The city of Fresno, California, is a sprawling place, not known for having a strong transit system. But it's been making big strides. Last year, this city of 500,000 passed a "general plan" that called for 45 percent of new development to be "infill," or built in already developed areas.
The plan relies on beefing up transit service as well. The proposal the city settled on calls for two bus rapid transit lines -- one running north-south and the other running east-west. About 60,000 people make their homes within a quarter mile of the proposed routes. Fresno was able to win some $50 million to make it happen, as well, thanks to a federal Small Starts grant and state environmental grants.
The city's major real estate developers, however, never liked the proposal to limit sprawl, and now they're threatening to derail BRT and the general plan. Those plans -- representing almost $60 million in spending -- are on the line in a City Council vote tomorrow.

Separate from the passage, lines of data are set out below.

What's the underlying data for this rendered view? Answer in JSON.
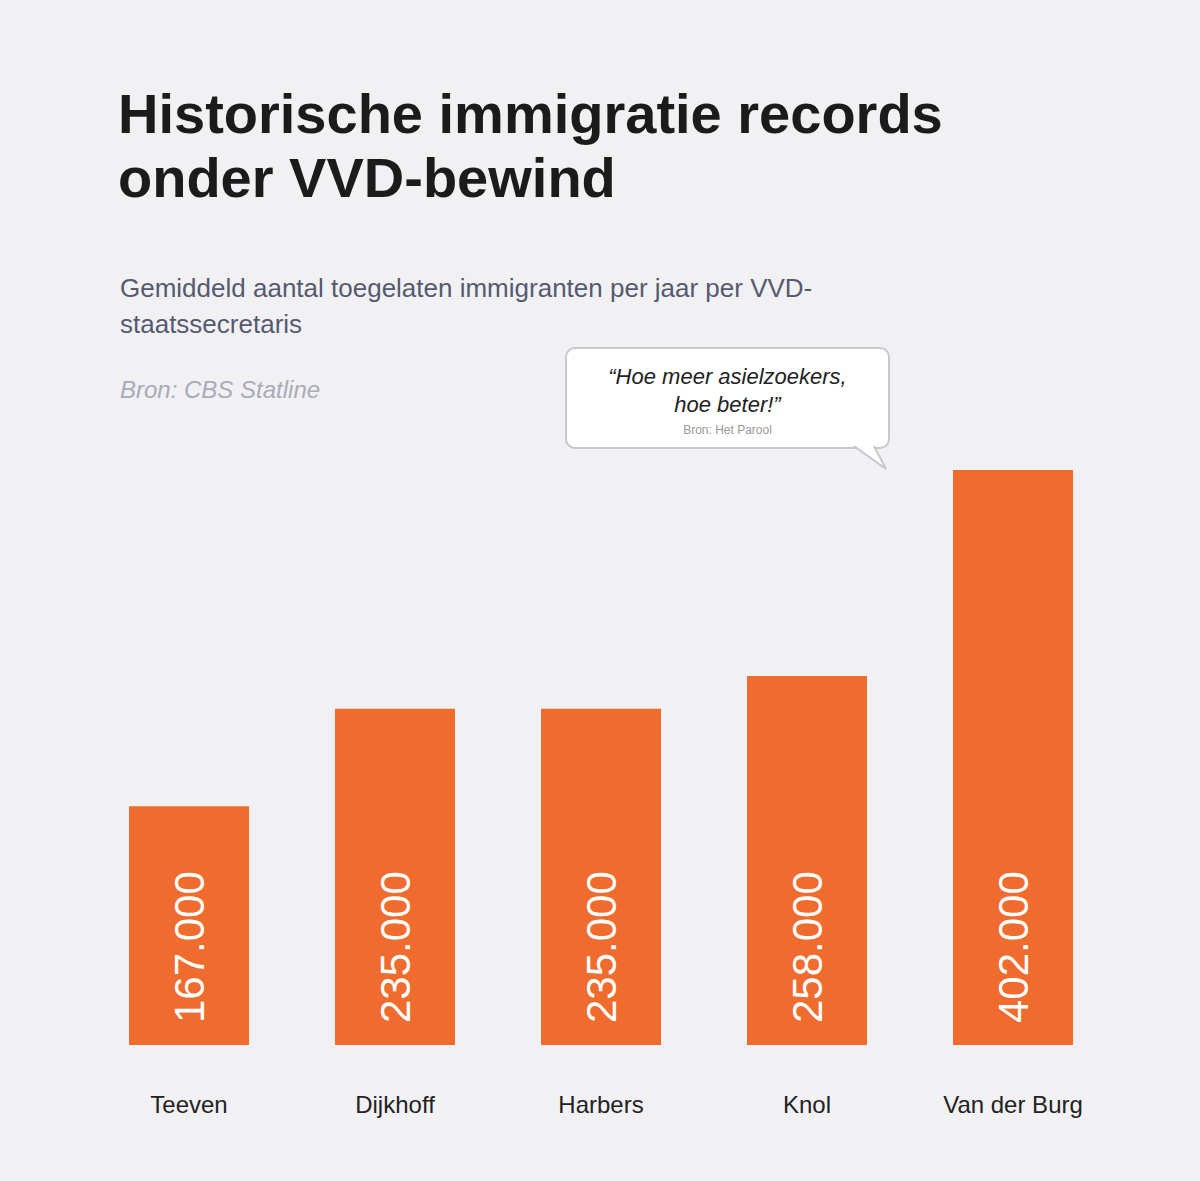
{
  "chart_data": {
    "type": "bar",
    "title": "Historische immigratie records onder VVD-bewind",
    "subtitle": "Gemiddeld aantal toegelaten immigranten per jaar per VVD-staatssecretaris",
    "source": "Bron: CBS Statline",
    "annotations": [
      {
        "text": "“Hoe meer asielzoekers, hoe beter!”",
        "source": "Bron: Het Parool"
      }
    ],
    "categories": [
      "Teeven",
      "Dijkhoff",
      "Harbers",
      "Knol",
      "Van der Burg"
    ],
    "values": [
      167000,
      235000,
      235000,
      258000,
      402000
    ],
    "value_labels": [
      "167.000",
      "235.000",
      "235.000",
      "258.000",
      "402.000"
    ],
    "color": "#ef6c2e",
    "data_labels": true,
    "tick_labels": "x",
    "grid": false
  }
}
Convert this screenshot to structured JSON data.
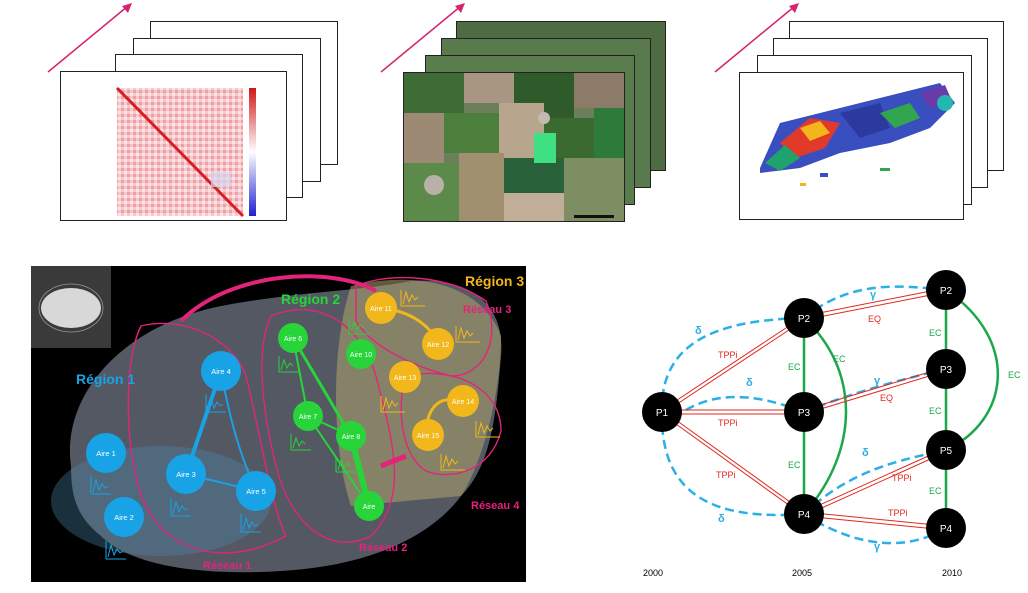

Will local officials vote to proceed with the BRT proposal, as required by state law?
Christine Baker is a coordinator with a group called FLARE Together -- Fresno Leaders Advocating Regionally for Equity. She said city government could go either way. In their opposition campaign, local real estate developers have teamed up with the Tea Party and the Amalgamated Transit Union, whose local leader is allied with Tea Party groups, Baker said. "We have a local PAC that has been running fear mongering ads on local conservative talk radio: 'If BRT is approved crime will increase in Riverpark,'" a shopping center.
If the city refuses to support BRT, it will lose the $50 million in funding -- which included three years of operating money -- as well as some $7 million that was spent developing the general plan. Plus, it will cost millions to develop a new plan.

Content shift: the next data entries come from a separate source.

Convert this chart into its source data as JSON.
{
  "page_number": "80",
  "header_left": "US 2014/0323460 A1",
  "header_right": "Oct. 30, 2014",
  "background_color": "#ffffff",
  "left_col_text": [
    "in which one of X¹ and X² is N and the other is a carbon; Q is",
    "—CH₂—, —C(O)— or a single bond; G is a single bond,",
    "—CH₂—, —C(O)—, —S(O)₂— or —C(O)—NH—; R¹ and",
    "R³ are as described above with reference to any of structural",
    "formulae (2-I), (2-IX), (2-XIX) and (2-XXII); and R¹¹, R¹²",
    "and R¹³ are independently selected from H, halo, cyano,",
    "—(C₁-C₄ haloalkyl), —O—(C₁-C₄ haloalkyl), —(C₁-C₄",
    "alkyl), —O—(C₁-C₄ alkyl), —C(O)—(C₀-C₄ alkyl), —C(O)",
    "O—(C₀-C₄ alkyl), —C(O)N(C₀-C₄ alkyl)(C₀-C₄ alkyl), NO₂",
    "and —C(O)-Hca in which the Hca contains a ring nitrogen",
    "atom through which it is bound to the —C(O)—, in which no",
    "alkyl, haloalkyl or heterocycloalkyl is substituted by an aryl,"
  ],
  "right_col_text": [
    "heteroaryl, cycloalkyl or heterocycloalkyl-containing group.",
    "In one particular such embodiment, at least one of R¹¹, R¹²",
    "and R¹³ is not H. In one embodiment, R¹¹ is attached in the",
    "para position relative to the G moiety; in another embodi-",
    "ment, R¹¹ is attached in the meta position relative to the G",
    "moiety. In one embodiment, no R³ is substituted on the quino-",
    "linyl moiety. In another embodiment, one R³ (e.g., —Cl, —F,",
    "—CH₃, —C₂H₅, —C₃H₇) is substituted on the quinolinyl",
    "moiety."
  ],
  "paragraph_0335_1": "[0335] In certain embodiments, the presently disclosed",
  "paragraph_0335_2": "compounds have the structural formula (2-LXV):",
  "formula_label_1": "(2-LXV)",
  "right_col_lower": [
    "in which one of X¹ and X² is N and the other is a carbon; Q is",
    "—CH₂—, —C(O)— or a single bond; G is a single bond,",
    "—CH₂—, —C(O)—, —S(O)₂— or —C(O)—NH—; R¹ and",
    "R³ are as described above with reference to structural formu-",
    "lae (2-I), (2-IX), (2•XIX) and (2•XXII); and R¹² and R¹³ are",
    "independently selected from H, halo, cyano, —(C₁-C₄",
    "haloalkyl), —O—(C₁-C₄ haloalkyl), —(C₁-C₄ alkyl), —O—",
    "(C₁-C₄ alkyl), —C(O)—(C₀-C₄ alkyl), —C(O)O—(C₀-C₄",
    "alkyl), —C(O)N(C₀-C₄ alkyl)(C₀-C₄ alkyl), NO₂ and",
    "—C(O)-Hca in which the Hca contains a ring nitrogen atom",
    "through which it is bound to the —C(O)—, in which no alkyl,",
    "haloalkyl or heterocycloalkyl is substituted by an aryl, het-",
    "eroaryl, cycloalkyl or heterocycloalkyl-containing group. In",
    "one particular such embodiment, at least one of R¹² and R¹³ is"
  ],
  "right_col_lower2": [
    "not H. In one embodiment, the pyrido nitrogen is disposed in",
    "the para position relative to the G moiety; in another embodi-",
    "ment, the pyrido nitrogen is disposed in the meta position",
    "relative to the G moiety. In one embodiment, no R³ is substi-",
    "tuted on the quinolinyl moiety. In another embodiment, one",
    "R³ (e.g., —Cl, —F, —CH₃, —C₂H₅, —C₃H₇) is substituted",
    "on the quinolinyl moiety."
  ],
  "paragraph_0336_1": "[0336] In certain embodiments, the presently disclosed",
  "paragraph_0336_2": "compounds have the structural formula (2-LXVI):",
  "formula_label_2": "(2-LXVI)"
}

"There’s no rational argument against it at this point," said Baker. "It's just all out war."
Opponents of the plan have suggested the money would be better spent improving existing bus routes. But federal guidelines wouldn't allow the money to be transferred that way. Furthermore, as the Frenso Bee pointed out in an editorial today, the city was required to show that the bus rapid transit lines would be financially viable in the long term in order to qualify for federal funding. So there's no sound reason to worry that other bus service would suffer.
"The fears raised and the arguments made by BRT opponents don't withstand scrutiny," the Bee editorial board wrote, accusing opponents of employing a "political trick."
"The Fresno City Council must move forward with BRT and give residents a much-needed upgrade in mass transit."